The New York Yankees, in an effort to protect some of their most prized prospects from being available in the Rule 5 Draft, had to open up some 40-man roster spots last week. They had to let go of several veterans, like Tyler Wade, and failed projects, like Clint Frazier.
Frazier, designated for assignment last week, was decent for the Yankees in 2018 and 2019 (114 and 108 wRC+, respectively) and seemed to break out in the shortened 2020 campaign, with a .267/.394/.511 line and a 149 wRC+.
Last year, however, was a mess for the former Yankees’ top prospect. He hit .186/.317/.317 with an 83 wRC+, or 17 percent below average. He couldn’t build off the success he experienced in 2020, and experienced a lot of physical issues that included dizziness and vision problems.
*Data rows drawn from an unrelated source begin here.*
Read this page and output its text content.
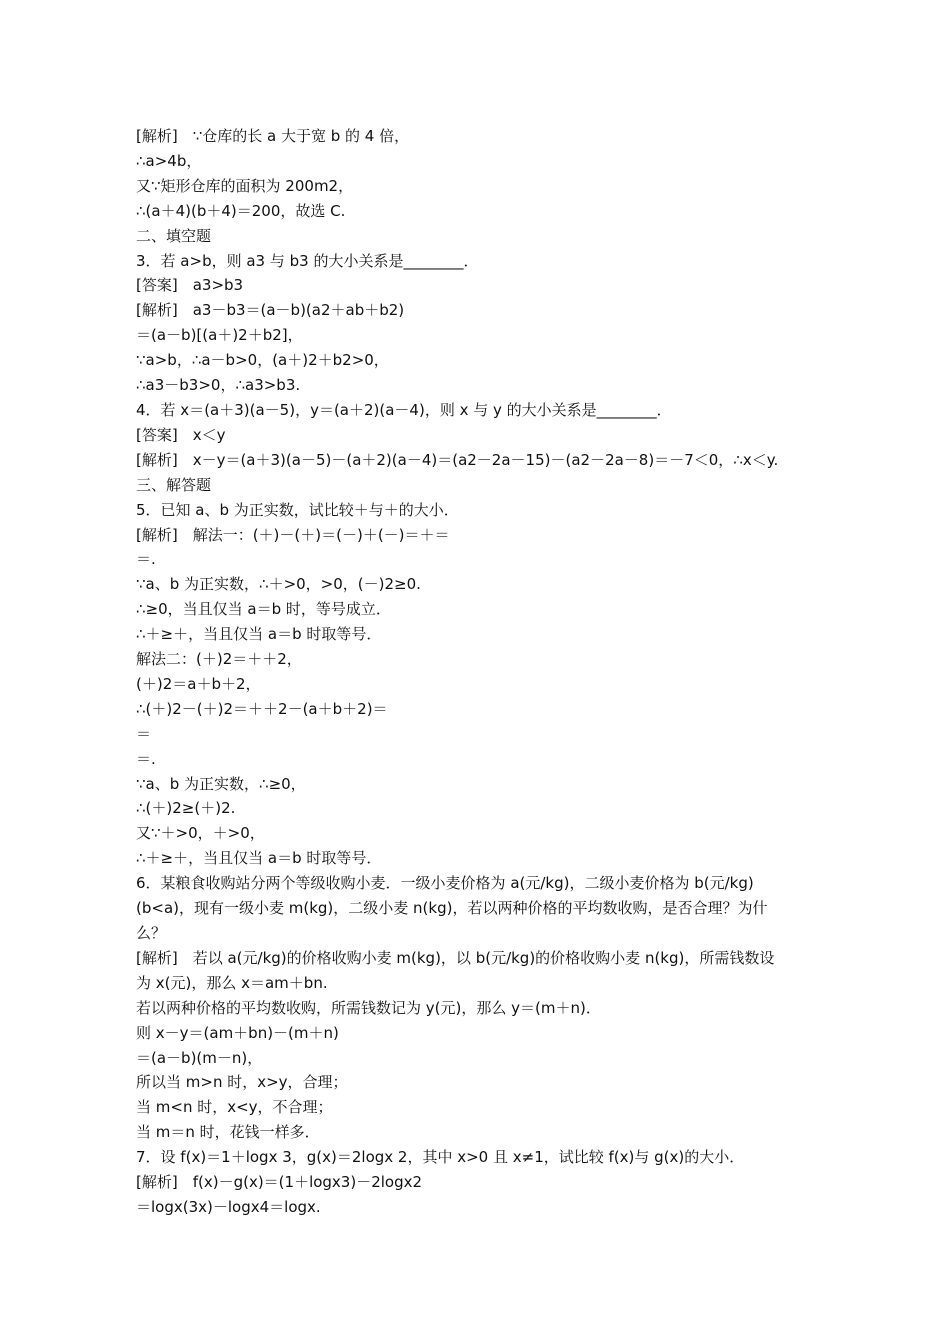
[解析]　∵仓库的长 a 大于宽 b 的 4 倍，

∴a>4b，

又∵矩形仓库的面积为 200m2，

∴(a＋4)(b＋4)＝200，故选 C.

二、填空题

3．若 a>b，则 a3 与 b3 的大小关系是________．

[答案]　a3>b3

[解析]　a3－b3＝(a－b)(a2＋ab＋b2)

＝(a－b)[(a＋)2＋b2]，

∵a>b，∴a－b>0，(a＋)2＋b2>0，

∴a3－b3>0，∴a3>b3.

4．若 x＝(a＋3)(a－5)，y＝(a＋2)(a－4)，则 x 与 y 的大小关系是________．

[答案]　x＜y

[解析]　x－y＝(a＋3)(a－5)－(a＋2)(a－4)＝(a2－2a－15)－(a2－2a－8)＝－7＜0，∴x＜y.

三、解答题

5．已知 a、b 为正实数，试比较＋与＋的大小．

[解析]　解法一：(＋)－(＋)＝(－)＋(－)＝＋＝

＝.

∵a、b 为正实数，∴＋>0，>0，(－)2≥0.

∴≥0，当且仅当 a＝b 时，等号成立．

∴＋≥＋，当且仅当 a＝b 时取等号．

解法二：(＋)2＝＋＋2，

(＋)2＝a＋b＋2，

∴(＋)2－(＋)2＝＋＋2－(a＋b＋2)＝

＝

＝.

∵a、b 为正实数，∴≥0，

∴(＋)2≥(＋)2.

又∵＋>0，＋>0，

∴＋≥＋，当且仅当 a＝b 时取等号．

6．某粮食收购站分两个等级收购小麦．一级小麦价格为 a(元/kg)，二级小麦价格为 b(元/kg)

(b<a)，现有一级小麦 m(kg)，二级小麦 n(kg)，若以两种价格的平均数收购，是否合理？为什

么？

[解析]　若以 a(元/kg)的价格收购小麦 m(kg)，以 b(元/kg)的价格收购小麦 n(kg)，所需钱数设

为 x(元)，那么 x＝am＋bn.

若以两种价格的平均数收购，所需钱数记为 y(元)，那么 y＝(m＋n)．

则 x－y＝(am＋bn)－(m＋n)

＝(a－b)(m－n)，

所以当 m>n 时，x>y，合理；

当 m<n 时，x<y，不合理；

当 m＝n 时，花钱一样多．

7．设 f(x)＝1＋logx 3，g(x)＝2logx 2，其中 x>0 且 x≠1，试比较 f(x)与 g(x)的大小．

[解析]　f(x)－g(x)＝(1＋logx3)－2logx2

＝logx(3x)－logx4＝logx.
The most important thing, for him, is to regain his health. That will have to come first, and once that happens, then he will be able to think about turning his career around. It won’t be with the Yankees, it seems.
He couldn’t establish himself with the Yankees, but his career is far from over
On Friday, the Yankees had a week to remove the contracts of Wade, Frazier and Rougned Odor from the roster via trade or irrevocable waivers. If the DFA’d player clears waivers, he can be outrighted to the minors or released.
Yankees’ manager Aaron Boone had some words to refer to Frazier. Per Yahoo! Sports:
“Big leagues is hard. Fortunately for him, his story’s not complete from a baseball standpoint. The bottom line for Clint is he’s a guy with a lot of ability and it’s just a matter of – obviously he’s dealt with some different injuries and things that have kept him on and off the field at different times. But I feel like if he gets the right opportunity and the right health, he still has an opportunity to write a really good career story. I certainly wish him well moving forward, but even when you’re really talented, nothing’s a sure thing. … I do feel like he made really good strides on a lot of different areas of his game at different times based on some of the input, whether it be coaching, whatever it may be. Again, I just think some of the [timeliness] because of the different ailments and injuries really was what ultimately kept him from finding a consistent path.”
Do you think Frazier can turn his career around away from the Yankees?